30 Corpus qui ne comprend par convention que les recueils édités. Sont donc exclus les Monologues de Jules Mousseron, de l’ordre de quelques pages, dont certains se retrouvent d’ailleurs dans des recueils. Et sont également exclus, d’évidence, les ouvrages de Lateur qui ne nous sont connus que par mention. Rappelons que seul Au Pays Noir nous est parvenu.

31 « Gaillettes » : mot du picard minier désignant un morceau de charbon de grosseur moyenne.

32 « Galibots » : mot du picard minier désignant un jeune apprenti mineur.

33 Le picard minier a en effet fourni tout un paradigme de termes de civilisation au français, coron, galibot, porion, terri ; le cas de rescapé est particulier, car attribué par erreur aux populations locales par un journaliste lors de la catastrophe de Courrières.

34 L’allusion concerne ici le premier poème consacré à la fougère (v. 6), c’est-à-dire le texte d’ouverture de Au pays des corons : L’ caillau à f leur.

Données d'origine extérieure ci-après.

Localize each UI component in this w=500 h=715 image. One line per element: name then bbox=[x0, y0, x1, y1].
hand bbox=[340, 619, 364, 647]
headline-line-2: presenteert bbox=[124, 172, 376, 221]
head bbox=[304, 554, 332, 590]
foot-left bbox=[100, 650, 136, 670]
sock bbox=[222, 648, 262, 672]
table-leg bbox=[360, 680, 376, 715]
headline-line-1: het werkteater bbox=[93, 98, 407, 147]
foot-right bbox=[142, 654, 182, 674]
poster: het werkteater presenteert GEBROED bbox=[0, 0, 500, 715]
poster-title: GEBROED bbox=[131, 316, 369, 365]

Il s’agit là d’un des textes les plus fameux de Mousseron où le poète se livre à une méditation sur l’empreinte d’une fougère fossilisée qu’il a trouvée lors de son travail au fond sur un morceau de charbon. V. illustration no 3.

35 Le terme « rouchi », non scientifique, désigne usuellement le parler picard de la région de Valenciennes, sans en constituer pour autant un sous-ensemble distinct.

36 Suivi de « Dessins de Lucien Jonas ». V. ill. no 2.

37 A savoir : « Mœurs et coutumes du Pays Minier//Avec les Nouvelles Aventures de Cafougnette // Poésies patoises // Dessins de Lucien Jonas.»

38 Sur cette problématique, voir Gérard Genette, Seuils, Paris, Seuil, 1987, « Les titres », pp. 54-97.

39 Idée développée par Jean-Claude Poinsignon dans « El’ vie est belle ! Les « concerts » de Jules Mousseron », ouvr. cité, pp. 48-49.

40 Corneille-Henri Theunissen (1863-1918). Statuaire anzinois. Auteur notamment du bas-relief ornant la façade du Grand-Palais (« Les Arts et les Sciences rendant hommage au nouveau siècle »). L’un des premiers artistes valenciennois à avoir offert son amitié à Mousseron, lequel lui rend un hommage ému dans La Terre des Galibots (« Au statuaire Corneille Theunissen », pp. 82-88, 1923).

41 3,50 f. pour Autour des terris et 4 f. pour La Terre des galibots et Mes dernières berlines.

42 La feuille de souscription d’Au pays des corons (1907) ne mentionne qu’un prix unique de 1,5 f.

43 Autour des terris, v. 205-206.

44 Ce qu’indique la quatrième de couverture d’Au Pays des Corons.

45 El vie est belle…, ouvr. cité, « Catalogue », no 108, p. 83.

46 Jules Mousseron, [Trilogie :] Tout Cafougnette, A l’fosse : la mine et les mineurs, A l’ducasse : la joie de vivre de Jules Mousseron, édition, présentation et notes Jean Dauby, Valenciennes, Jean Dauby et les héritiers de Jules Mousseron, 1974-1976, 3 volumes.

47 Marie-Pierre Dion éd. et réd., en collaboration avec Jacques Bonnaffé, Fernand Carton, Virginie Debrabant, Jacques Landrecies, Agnès Paris et Jean-Claude Poinsignon, El vie est bell’: les « concerts » de Jules Mousseron [exposition présentée dans le cadre du « Mois du patrimoine écrit 2005 » du 17 septembre au 31 octobre 2005 à la Bibliothèque de Valenciennes], Paris, F.F.C.B., Somogy, 2005, 120 pp. (Collection « (Re)découvertes »).